IMPACT: Improving Learning Outcomes through Rigorous yet Practical Research

Concurrent Session 3

Brief Abstract

There is a systemic need for practical research that examines edtech efficacy. This session illustrates how schools nationwide are using a rapid-cycle evaluation tool (i.e., IMPACT™) to collect and analyze data, and discusses the evidence schools are generating to inform decisions about edtech discovery, purchasing, and evaluation.

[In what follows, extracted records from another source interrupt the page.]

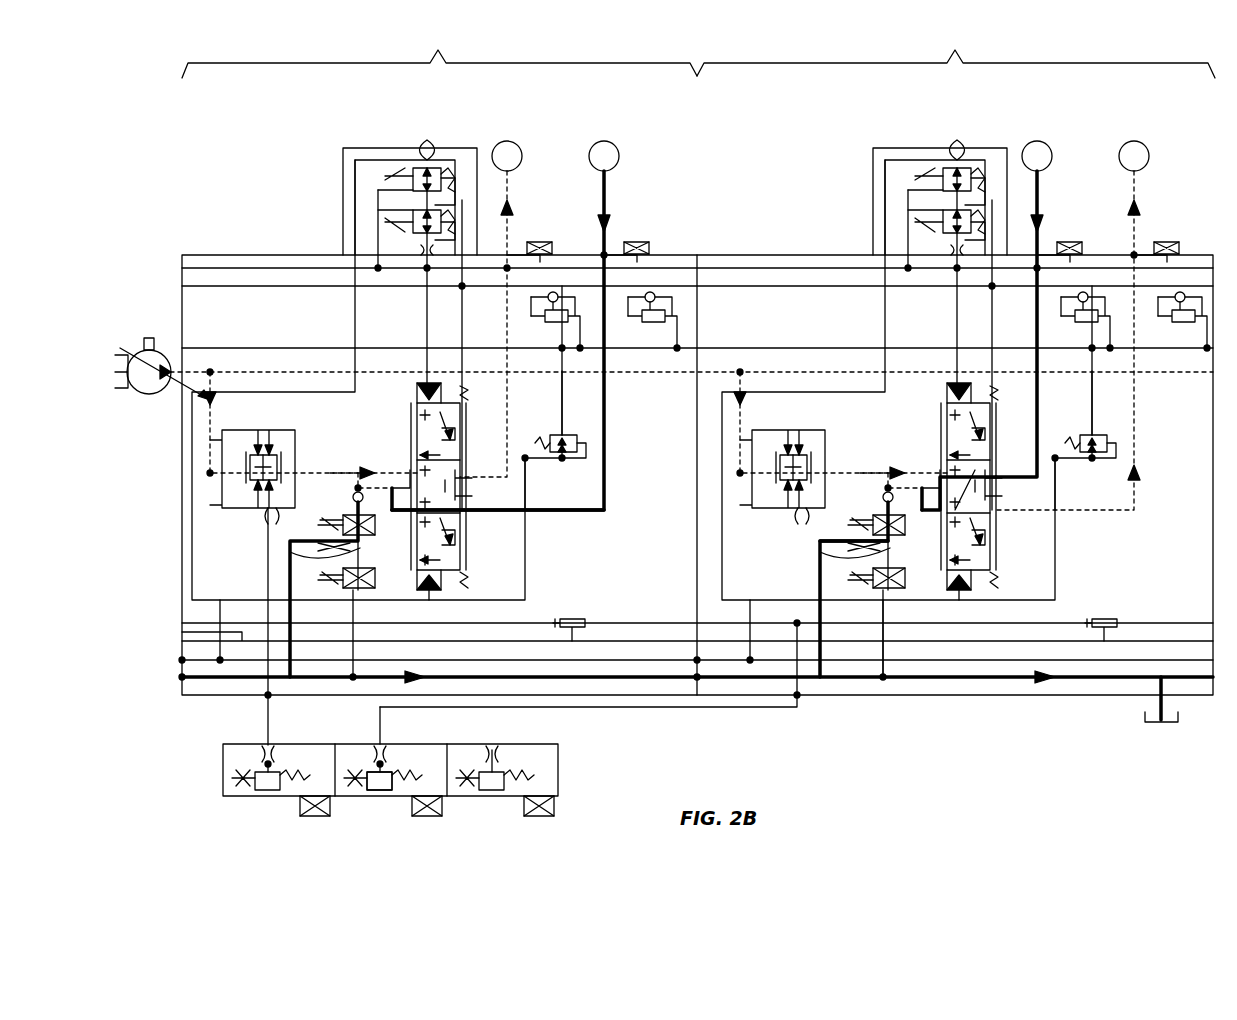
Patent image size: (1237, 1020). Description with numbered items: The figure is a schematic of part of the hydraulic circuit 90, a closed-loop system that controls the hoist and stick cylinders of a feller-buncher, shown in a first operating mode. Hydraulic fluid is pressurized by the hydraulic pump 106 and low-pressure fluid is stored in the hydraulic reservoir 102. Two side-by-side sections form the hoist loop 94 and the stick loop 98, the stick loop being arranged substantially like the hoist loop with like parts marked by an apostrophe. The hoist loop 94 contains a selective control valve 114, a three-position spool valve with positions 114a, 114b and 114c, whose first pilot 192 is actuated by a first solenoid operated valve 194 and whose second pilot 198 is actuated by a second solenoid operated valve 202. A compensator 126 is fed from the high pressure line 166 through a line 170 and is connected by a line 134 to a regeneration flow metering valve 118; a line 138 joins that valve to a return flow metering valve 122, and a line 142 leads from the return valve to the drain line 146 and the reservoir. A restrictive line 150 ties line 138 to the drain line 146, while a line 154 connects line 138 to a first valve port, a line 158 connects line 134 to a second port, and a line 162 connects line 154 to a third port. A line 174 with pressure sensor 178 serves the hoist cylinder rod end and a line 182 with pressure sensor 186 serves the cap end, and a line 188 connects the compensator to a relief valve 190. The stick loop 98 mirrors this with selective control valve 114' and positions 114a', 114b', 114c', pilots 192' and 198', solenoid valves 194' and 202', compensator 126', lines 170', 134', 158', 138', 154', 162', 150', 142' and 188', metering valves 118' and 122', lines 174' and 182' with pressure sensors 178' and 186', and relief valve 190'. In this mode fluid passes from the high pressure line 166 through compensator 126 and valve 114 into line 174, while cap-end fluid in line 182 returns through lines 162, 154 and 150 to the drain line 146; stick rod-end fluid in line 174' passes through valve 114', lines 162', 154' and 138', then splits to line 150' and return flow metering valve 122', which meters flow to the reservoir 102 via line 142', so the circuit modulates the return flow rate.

The hydraulic circuit 90 is at (185, 138).
The hoist loop 94 is at (439, 51).
The stick loop 98 is at (956, 51).
The hydraulic reservoir 102 is at (1158, 722).
The hydraulic pump 106 is at (140, 393).
The selective control valve 114 is at (502, 488).
The first position 114a is at (472, 420).
The second position 114b is at (506, 487).
The third position 114c is at (506, 541).
The regeneration flow metering valve 118 is at (333, 507).
The return flow metering valve 122 is at (298, 578).
The compensator 126 is at (252, 459).
The line 134 is at (332, 441).
The line 138 is at (291, 543).
The line 142 is at (403, 725).
The drain line 146 is at (628, 680).
The line 150 is at (312, 529).
The line 154 is at (350, 548).
The line 158 is at (365, 471).
The line 162 is at (481, 550).
The high pressure line 166 is at (275, 370).
The line 170 is at (269, 424).
The line 174 is at (515, 303).
The pressure sensor 178 is at (550, 230).
The line 182 is at (530, 320).
The pressure sensor 186 is at (647, 230).
The line 188 is at (221, 626).
The relief valve 190 is at (356, 780).
The relief valve 190' is at (362, 809).
The first pilot 192 is at (416, 391).
The first solenoid operated valve 194 is at (392, 184).
The second pilot 198 is at (462, 594).
The second solenoid operated valve 202 is at (441, 240).
The selective control valve 114' is at (1035, 488).
The first position 114a' is at (1004, 420).
The second position 114b' is at (1039, 488).
The third position 114c' is at (1038, 541).
The regeneration flow metering valve 118' is at (863, 507).
The return flow metering valve 122' is at (828, 578).
The compensator 126' is at (782, 459).
The line 134' is at (862, 441).
The line 138' is at (821, 543).
The line 142' is at (920, 676).
The line 150' is at (842, 529).
The line 154' is at (882, 548).
The line 158' is at (895, 471).
The line 162' is at (942, 533).
The line 170' is at (799, 424).
The line 174' is at (1051, 303).
The pressure sensor 178' is at (1083, 230).
The line 182' is at (1100, 320).
The pressure sensor 186' is at (1180, 230).
The line 188' is at (765, 565).
The first pilot 192' is at (944, 391).
The first solenoid operated valve 194' is at (921, 184).
The second pilot 198' is at (995, 594).
The second solenoid operated valve 202' is at (974, 240).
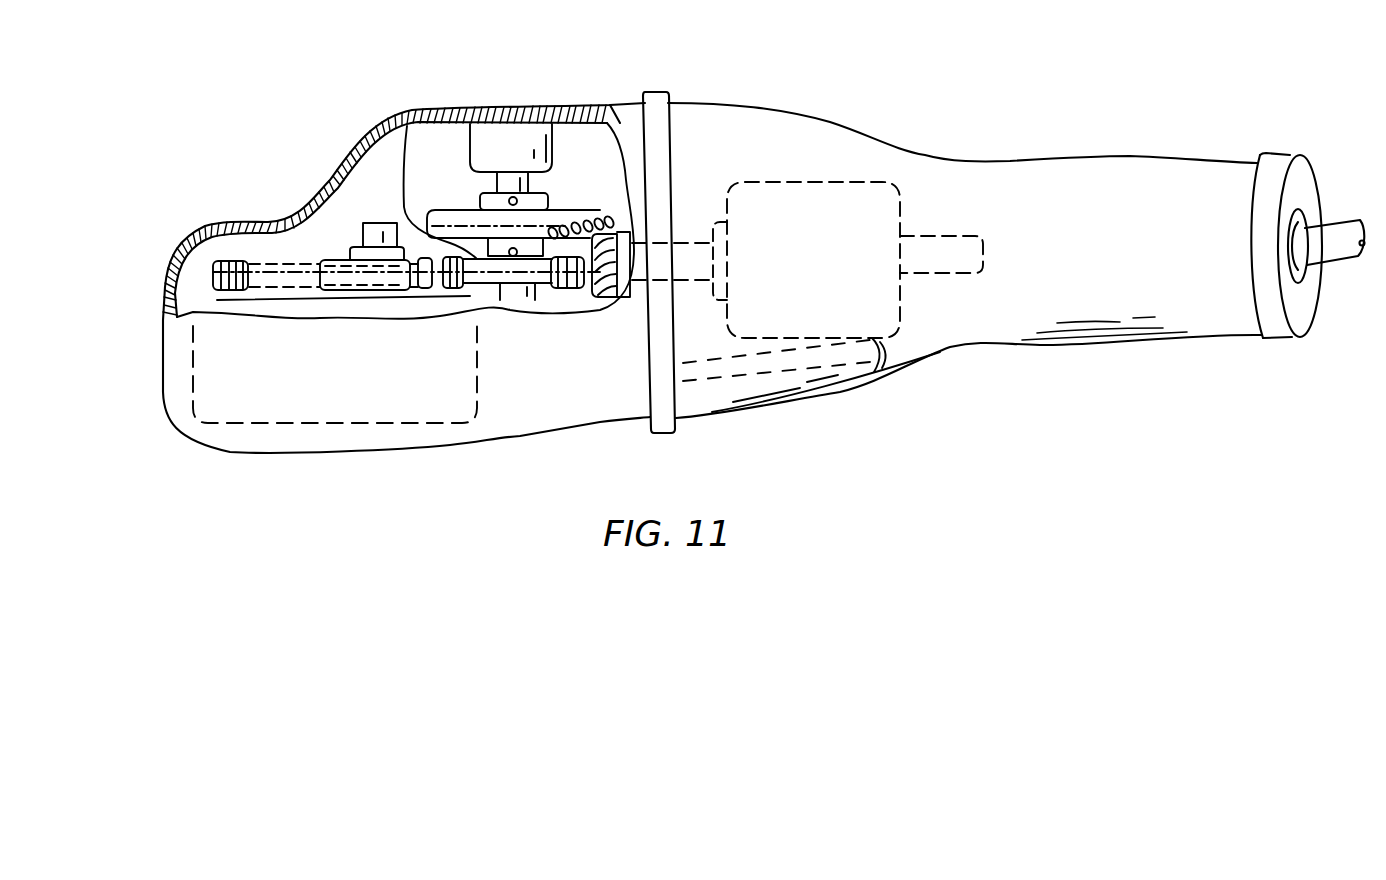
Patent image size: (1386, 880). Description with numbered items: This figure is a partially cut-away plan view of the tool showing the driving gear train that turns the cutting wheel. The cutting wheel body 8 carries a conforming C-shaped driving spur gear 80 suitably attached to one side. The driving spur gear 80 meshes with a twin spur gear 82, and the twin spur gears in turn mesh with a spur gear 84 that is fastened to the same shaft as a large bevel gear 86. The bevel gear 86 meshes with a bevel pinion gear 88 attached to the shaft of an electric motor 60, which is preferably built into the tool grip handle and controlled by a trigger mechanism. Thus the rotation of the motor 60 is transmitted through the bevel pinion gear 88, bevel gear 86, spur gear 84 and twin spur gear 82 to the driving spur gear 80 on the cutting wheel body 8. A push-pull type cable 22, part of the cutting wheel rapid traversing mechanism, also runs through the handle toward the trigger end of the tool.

The cutting wheel body 8 is at (348, 427).
The push-pull type cable 22 is at (785, 372).
The electric motor 60 is at (897, 200).
The driving spur gear 80 is at (257, 272).
The twin spur gear 82 is at (336, 270).
The spur gear 84 is at (404, 135).
The bevel gear 86 is at (613, 218).
The bevel pinion gear 88 is at (618, 232).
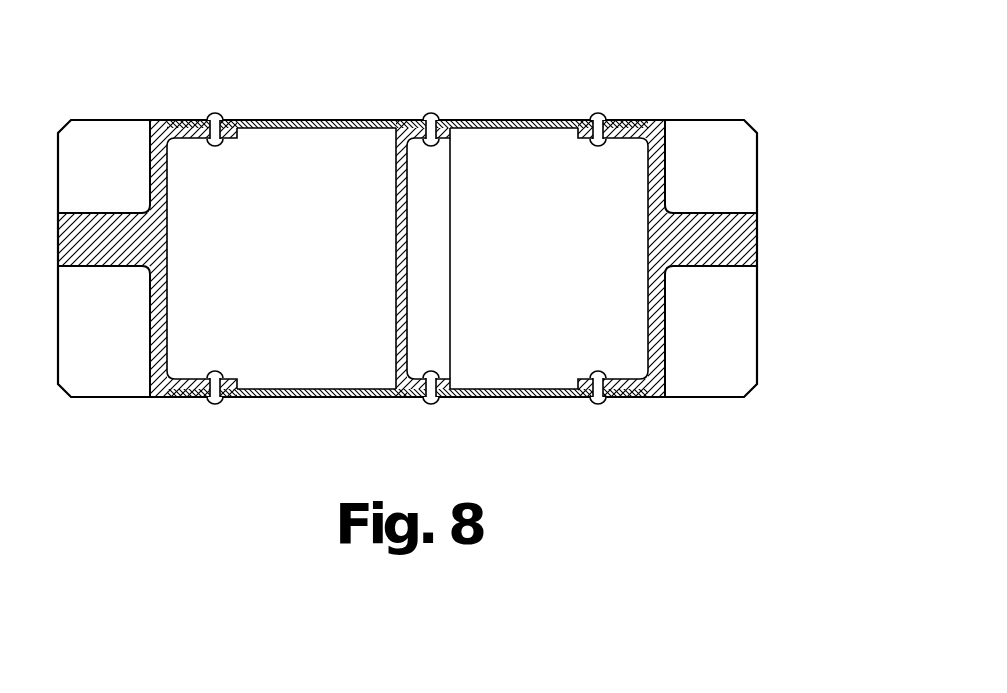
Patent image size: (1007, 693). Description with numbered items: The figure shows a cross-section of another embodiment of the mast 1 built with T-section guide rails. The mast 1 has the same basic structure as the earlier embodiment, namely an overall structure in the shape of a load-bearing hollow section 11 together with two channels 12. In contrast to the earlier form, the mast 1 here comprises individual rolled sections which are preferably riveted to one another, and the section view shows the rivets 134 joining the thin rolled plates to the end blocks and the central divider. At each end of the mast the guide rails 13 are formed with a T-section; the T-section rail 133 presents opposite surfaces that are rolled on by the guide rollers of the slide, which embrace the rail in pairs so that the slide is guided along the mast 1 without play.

The mast 1 is at (160, 120).
The load-bearing hollow section 11 is at (653, 352).
The channels 12 is at (530, 183).
The guide rails 13 is at (730, 233).
The T-section rail 133 is at (668, 168).
The rivets 134 is at (440, 397).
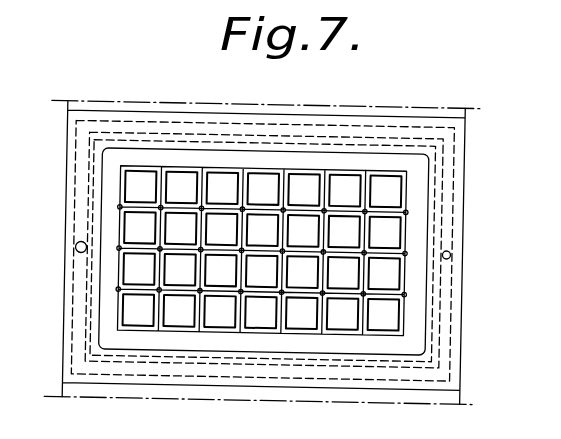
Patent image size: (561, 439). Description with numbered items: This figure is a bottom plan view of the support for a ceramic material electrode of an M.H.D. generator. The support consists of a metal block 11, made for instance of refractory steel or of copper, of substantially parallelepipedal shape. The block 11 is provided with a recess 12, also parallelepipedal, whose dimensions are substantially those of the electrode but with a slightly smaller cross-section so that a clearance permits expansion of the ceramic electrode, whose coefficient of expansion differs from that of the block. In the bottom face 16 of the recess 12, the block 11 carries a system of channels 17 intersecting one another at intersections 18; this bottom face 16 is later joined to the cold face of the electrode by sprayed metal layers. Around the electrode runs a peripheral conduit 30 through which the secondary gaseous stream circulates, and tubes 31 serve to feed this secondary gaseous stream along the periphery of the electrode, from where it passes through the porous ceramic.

The metal block 11 is at (462, 200).
The recess 12 is at (423, 316).
The bottom face of the recess 16 is at (420, 280).
The channels 17 is at (342, 293).
The channel intersections 18 is at (322, 294).
The peripheral conduit 30 is at (78, 339).
The tubes 31 is at (87, 285).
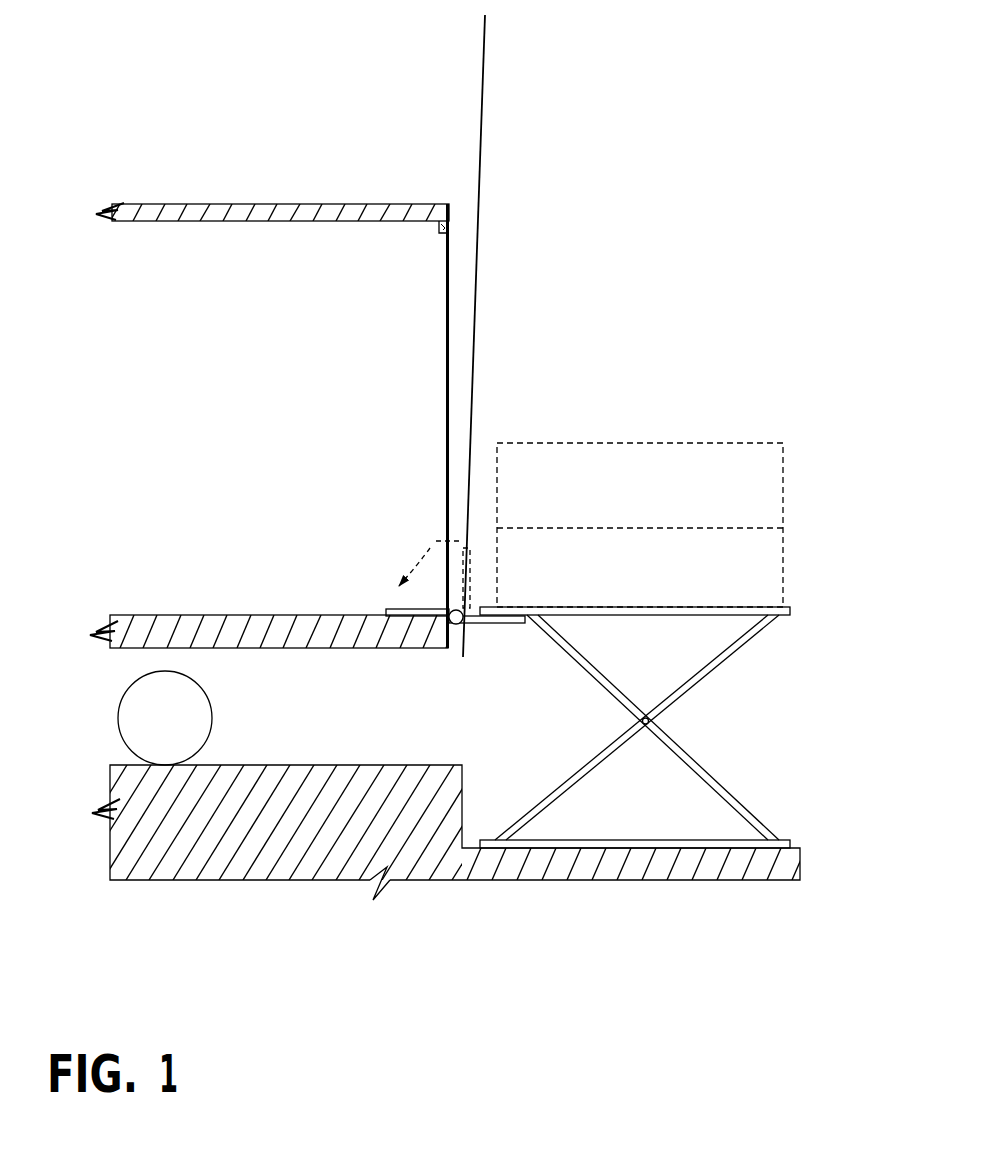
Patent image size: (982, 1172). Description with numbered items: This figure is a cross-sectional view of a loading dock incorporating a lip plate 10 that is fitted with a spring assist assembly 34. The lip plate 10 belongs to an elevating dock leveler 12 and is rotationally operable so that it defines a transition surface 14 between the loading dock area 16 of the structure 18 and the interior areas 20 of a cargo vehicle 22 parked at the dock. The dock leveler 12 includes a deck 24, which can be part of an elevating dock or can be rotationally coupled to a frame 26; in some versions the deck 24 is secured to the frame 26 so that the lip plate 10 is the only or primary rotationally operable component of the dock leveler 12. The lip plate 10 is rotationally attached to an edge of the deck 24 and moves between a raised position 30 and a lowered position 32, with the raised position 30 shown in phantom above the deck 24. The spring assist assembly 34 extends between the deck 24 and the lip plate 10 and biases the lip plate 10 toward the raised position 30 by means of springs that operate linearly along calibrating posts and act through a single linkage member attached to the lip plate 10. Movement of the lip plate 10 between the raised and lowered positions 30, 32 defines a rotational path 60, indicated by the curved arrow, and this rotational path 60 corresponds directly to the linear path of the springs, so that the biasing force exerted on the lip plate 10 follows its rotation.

The lip plate 10 is at (387, 610).
The elevating dock leveler 12 is at (519, 588).
The transition surface 14 is at (434, 598).
The loading dock area 16 is at (724, 604).
The structure 18 is at (476, 75).
The interior areas 20 is at (337, 456).
The cargo vehicle 22 is at (265, 202).
The deck 24 is at (555, 607).
The frame 26 is at (612, 848).
The raised position 30 is at (479, 558).
The lowered position 32 is at (395, 592).
The spring assist assembly 34 is at (495, 624).
The rotational path 60 is at (432, 540).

Karl Rectanus is an educator, entrepreneur and adviser. As cofounder and CEO of Lea(R)n, an education innovation Benefit Corporation that empowers educators and their institutions to organize, streamline and analyze education technology through its research-backed LearnPlatform, Karl leads schools and districts, states and networks, and colleges and universities in their efforts to simplify edtech selection, procurement, implementation and measurement. Karl works with learning organizations and networks across the country to establish and elevate standards of practice that drive personalized learning at scale, student achievement and equity in access. Originally an educator and administrator in the US and abroad, Karl has started and led multiple education innovation organizations, and currently advises districts, states and foundations. Karl has lived, worked and studied in over 12 countries, and was an NC Teaching Fellow and James M Johnston Scholar at UNC-Chapel Hill, and graduate courses at UCLA’s Anderson Business School and CalTech Executive Extension. Karl, his wife and three daughters now live in Raleigh, NC.
Dr. Daniel Stanhope is the VP of Research and Analytics at Lea(R)n, where he leads a team of researchers, data scientists, and statisticians, and provides expertise on research design, scientific methodology, program evaluation, learning and performance measurement, and psychometrics. Daniel received his PhD in Industrial and Organizational Psychology from North Carolina State University. Dr. Stanhope has worked as an applied scientist, research methodologist, statistical consultant, and psychometrician with various private, public, and not-for-profit organizations. Daniel has published research in numerous outlets, including the Journal of Applied Psychology, Journal of Research on Technology in Education, Journal of Psychoeducational Assessment, and Journal of Personnel Psychology. Daniel has also delivered dozens of presentations at conferences across the world, serves as a reviewer for multiple academic journals, and sits on the Editorial Review Board of the Journal of Online Learning Research.

Extended Abstract


Session outcome: Attendees will learn how to save time and money on their edtech spending while generating evidence designed to inform spending allocation decisions to drive student outcomes.

Thought experiment and audience engagement: You’re tasked with selecting three new digital learning tools to improve learning outcomes for your students. Where do you start? You realize there are an overwhelming number of products. Instead of sorting through thousands of seemingly comparable products, you try to find independent research or evidence that supports the effectiveness of products—you find nothing useful. You ask peers and colleagues what they are using. You get a list of products and go to their websites to find research to support their claims — you find a lot of marketing but no independent research. You think, “Perhaps there are reviews.” You find that all your products have 4.2 stars on Apple and Google stores, which tells you nothing. You have 10-20 sales people calling you every day, you have administrators demanding an answer, you have a shrinking budget, you are running out of time, and, worst of all, have absolutely no data or evidence to make or support a decision on what to buy and use. What do you do? Administrators and educators face this onerous predicament in schools and districts across the nation ...every day.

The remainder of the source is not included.